Seinen Erstgeborenen, Juan Borgia, benennt er nach Johannes dem Täufer (von dem sich Jesus Christus taufen ließ), seinen zweiten Sohn, Cesare, nach dem römischen Diktator Julius Caesar und für sich selbst wählt er als Papstnamen Alexander, eine unmissverständliche Anspielung auf Alexander den Großen.
Diesem Papst und seiner Familie widmet sich Volker Reinhardt im Rahmen der Beck'schen Reihe. In 17 kurzen Kapiteln versucht Reinhardt die Machtpolitik der Borgias zu analysieren und die historischen Ereignisse befreit von der damaligen Propaganda wiederzugeben. Die Familienchronik auf 128 Seiten beginnt mit dem spanischen Alonso de Borja, der zunächst in päpstlichen Diensten steht, es aber als treuer Berater von Alfonso V. von Aragon schafft, sich in Rom zu etablieren und sogar zum Papst gewählt zu werden.

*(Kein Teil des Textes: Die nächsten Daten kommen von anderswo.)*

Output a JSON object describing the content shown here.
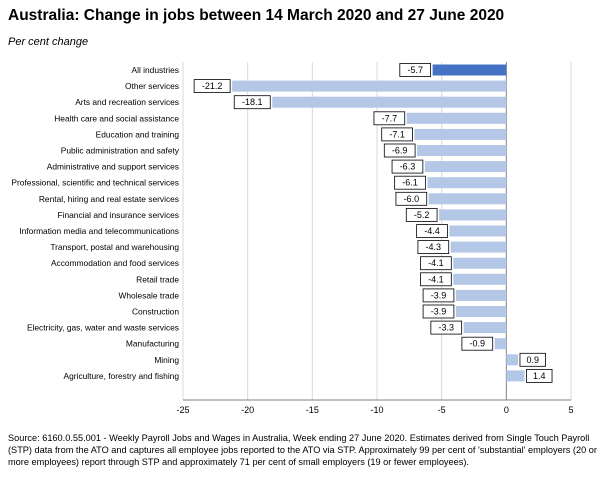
{
  "title": "Australia:  Change in jobs between 14 March 2020 and 27 June 2020",
  "subtitle": "Per cent change",
  "source": "Source: 6160.0.55.001 - Weekly Payroll Jobs and Wages in Australia, Week ending 27 June 2020.  Estimates derived from Single Touch Payroll (STP) data from the ATO and captures all employee jobs reported to the ATO via STP.  Approximately 99 per cent of 'substantial' employers (20 or more employees) report through STP and approximately 71 per cent of small employers (19 or fewer employees).",
  "colors": {
    "highlight": "#4472C4",
    "bar": "#B4C7E7",
    "grid": "#D9D9D9",
    "axis": "#808080"
  },
  "chart_data": {
    "type": "bar",
    "orientation": "horizontal",
    "title": "Australia:  Change in jobs between 14 March 2020 and 27 June 2020",
    "ylabel": "Per cent change",
    "xlim": [
      -25,
      5
    ],
    "xticks": [
      -25,
      -20,
      -15,
      -10,
      -5,
      0,
      5
    ],
    "grid": "vertical",
    "highlight_index": 0,
    "categories": [
      "All industries",
      "Other services",
      "Arts and recreation services",
      "Health care and social assistance",
      "Education and training",
      "Public administration and safety",
      "Administrative and support services",
      "Professional, scientific and technical services",
      "Rental, hiring and real estate services",
      "Financial and insurance services",
      "Information media and telecommunications",
      "Transport, postal and warehousing",
      "Accommodation and food services",
      "Retail trade",
      "Wholesale trade",
      "Construction",
      "Electricity, gas, water and waste services",
      "Manufacturing",
      "Mining",
      "Agriculture, forestry and fishing"
    ],
    "values": [
      -5.7,
      -21.2,
      -18.1,
      -7.7,
      -7.1,
      -6.9,
      -6.3,
      -6.1,
      -6.0,
      -5.2,
      -4.4,
      -4.3,
      -4.1,
      -4.1,
      -3.9,
      -3.9,
      -3.3,
      -0.9,
      0.9,
      1.4
    ],
    "labels": [
      "-5.7",
      "-21.2",
      "-18.1",
      "-7.7",
      "-7.1",
      "-6.9",
      "-6.3",
      "-6.1",
      "-6.0",
      "-5.2",
      "-4.4",
      "-4.3",
      "-4.1",
      "-4.1",
      "-3.9",
      "-3.9",
      "-3.3",
      "-0.9",
      "0.9",
      "1.4"
    ]
  }
}
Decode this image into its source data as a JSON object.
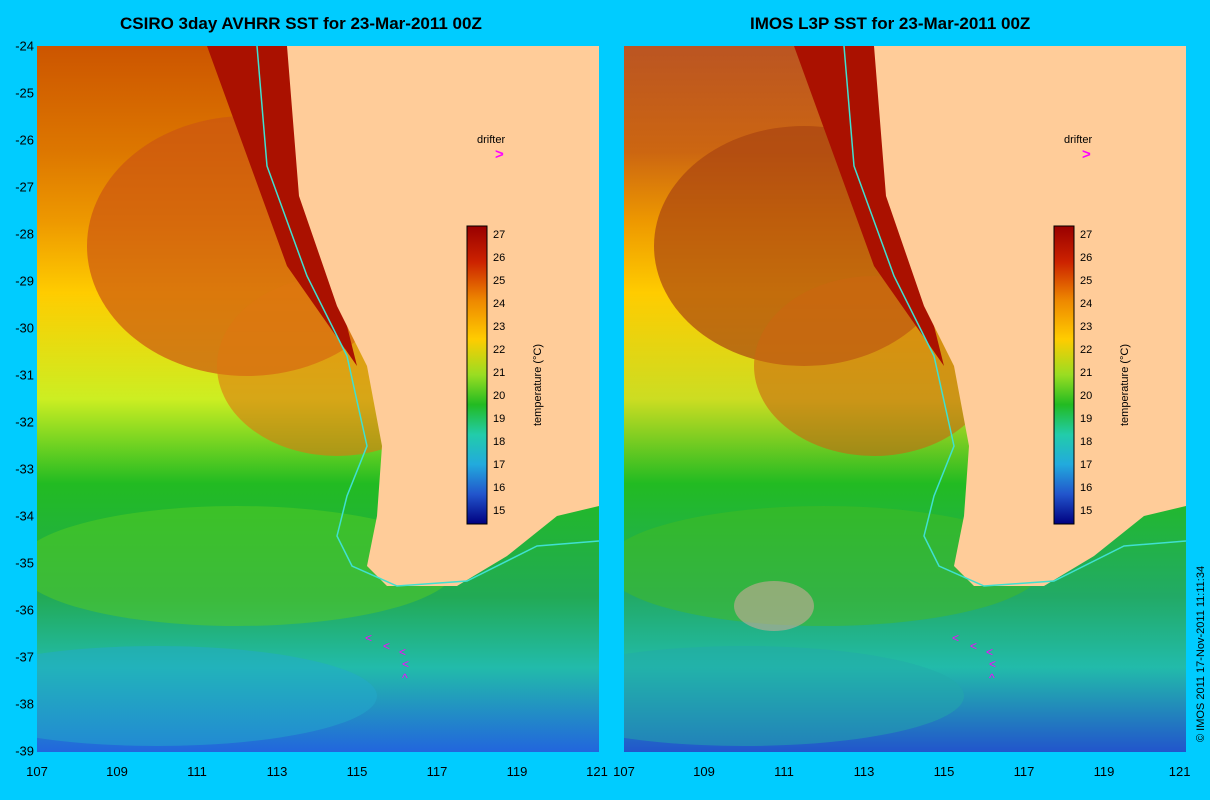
{
  "panels": [
    {
      "title": "CSIRO 3day AVHRR SST for 23-Mar-2011 00Z"
    },
    {
      "title": "IMOS L3P SST for 23-Mar-2011 00Z"
    }
  ],
  "x_ticks": [
    "107",
    "109",
    "111",
    "113",
    "115",
    "117",
    "119",
    "121"
  ],
  "y_ticks": [
    "-24",
    "-25",
    "-26",
    "-27",
    "-28",
    "-29",
    "-30",
    "-31",
    "-32",
    "-33",
    "-34",
    "-35",
    "-36",
    "-37",
    "-38",
    "-39"
  ],
  "drifter_label": "drifter",
  "drifter_symbol": ">",
  "colorbar": {
    "label": "temperature (°C)",
    "ticks": [
      "27",
      "26",
      "25",
      "24",
      "23",
      "22",
      "21",
      "20",
      "19",
      "18",
      "17",
      "16",
      "15"
    ]
  },
  "copyright": "© IMOS 2011   17-Nov-2011 11:11:34",
  "colors": {
    "background": "#00ccff",
    "land": "#ffcc99",
    "coast_line": "#40e0d0",
    "drifter": "#ff00ff"
  }
}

Als Papst Calixtus III. ernannte er seinen Neffen Rodrigo Borgia zum Vizekanzler der Römischen Kirche und legte damit den Grundstein für dessen spätere Macht und Reichtum. Das Pontifikat von Alexander VI. war geprägt von Versuchen der Machtausdehnung des Kirchenstaates auf Kosten der römischen Adelsfamilien. Dabei sollte auch für den Erstgeborenen ein weltliches Fürstentum geschaffen werden. Nach der Ermordung Juans blieb Alexander VI. bei seinem Ziel, ein erbliches Fürstentum zu schaffen, jetzt für seinen zweitgeborenen Sohn Cesare.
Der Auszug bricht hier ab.